Fatty acid composition, element concentration and isotope ratios of sea ice algae sampled in Rijpfjorden, Svalbard

The accelerating decrease of Arctic sea ice substantially changes the growth conditions for primary producers, particularly with respect to light. This affects the biochemical composition of sea ice algae, which are an essential high-quality food source for herbivores early in the season. Their high nutritional value is related to their content of polyunsaturated fatty acids (PUFAs), which play an important role for successful maturation, egg production, hatching and nauplii development in grazers. We followed the fatty acid composition of an assemblage of sea ice algae in a high Arctic fjord during spring from the early bloom stage to post bloom. Light conditions proved to be decisive in determining the nutritional quality of sea ice algae, and irradiance was negatively correlated with the relative amount of PUFAs. Algal PUFA content decreased on average by 40 % from April to June, while algal biomass (measured as particulate carbon, C) did not differ.

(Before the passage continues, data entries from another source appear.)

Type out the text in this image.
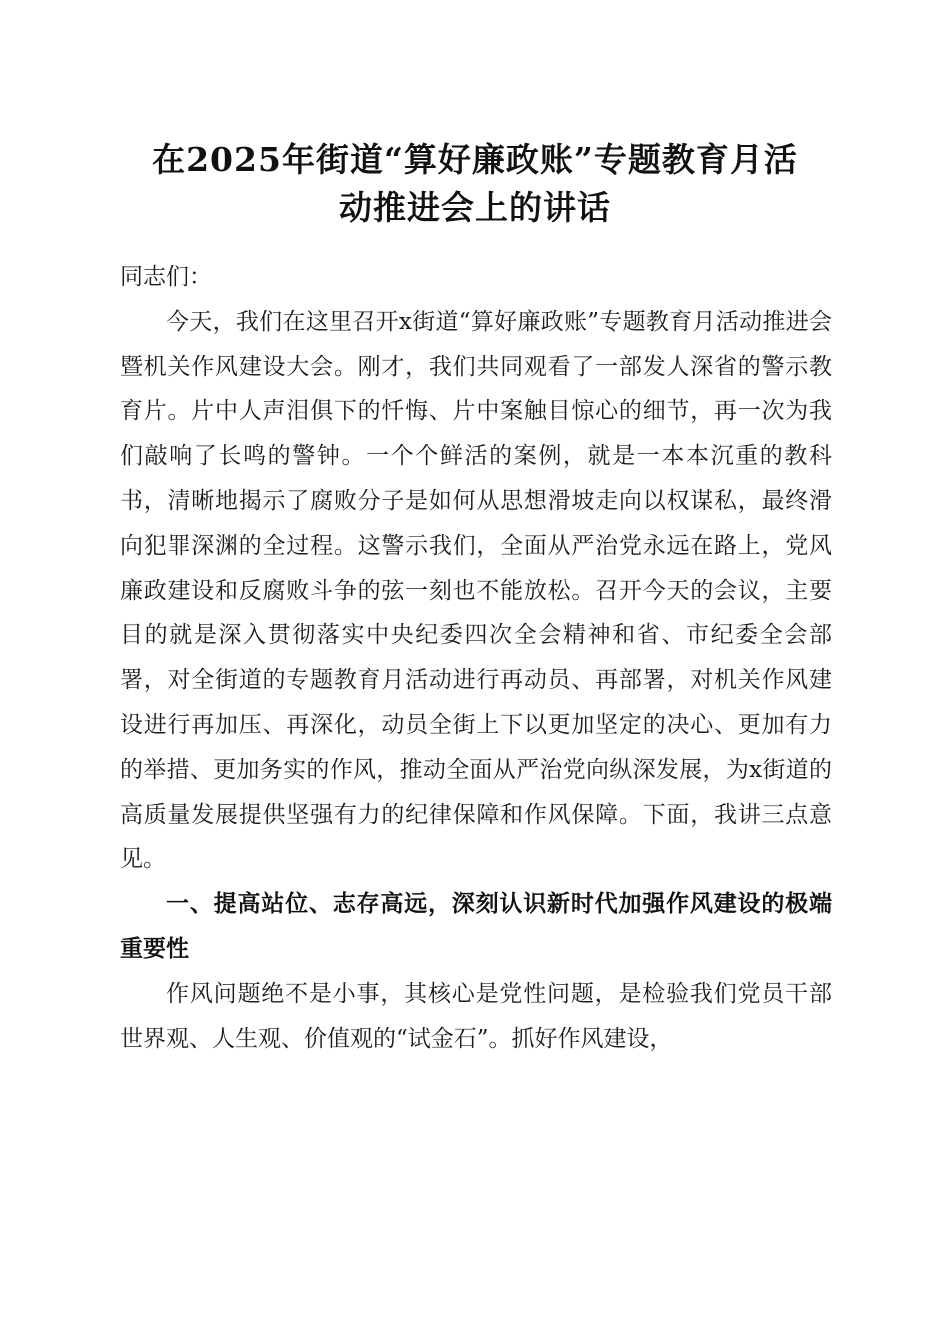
在2025年街道“算好廉政账”专题教育月活
动推进会上的讲话

同志们：

今天，我们在这里召开x街道“算好廉政账”专题教育月活动推进会暨机关作风建设大会。刚才，我们共同观看了一部发人深省的警示教育片。片中人声泪俱下的忏悔、片中案触目惊心的细节，再一次为我们敲响了长鸣的警钟。一个个鲜活的案例，就是一本本沉重的教科书，清晰地揭示了腐败分子是如何从思想滑坡走向以权谋私，最终滑向犯罪深渊的全过程。这警示我们，全面从严治党永远在路上，党风廉政建设和反腐败斗争的弦一刻也不能放松。召开今天的会议，主要目的就是深入贯彻落实中央纪委四次全会精神和省、市纪委全会部署，对全街道的专题教育月活动进行再动员、再部署，对机关作风建设进行再加压、再深化，动员全街上下以更加坚定的决心、更加有力的举措、更加务实的作风，推动全面从严治党向纵深发展，为x街道的高质量发展提供坚强有力的纪律保障和作风保障。下面，我讲三点意见。

一、提高站位、志存高远，深刻认识新时代加强作风建设的极端重要性

作风问题绝不是小事，其核心是党性问题，是检验我们党员干部世界观、人生观、价值观的“试金石”。抓好作风建设，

This decrease was even more pronounced when algae were exposed to higher irradiances due to reduced snow cover. The ratio of chlorophyll a (chl a) to C, as well as the level of photoprotective pigments, confirmed a physiological adaptation to higher light levels in algae of poorer nutritional quality. We conclude that high irradiances are detrimental to sea ice algal food quality, and that the biochemical composition of sea ice algae is strongly dependent on growth conditions.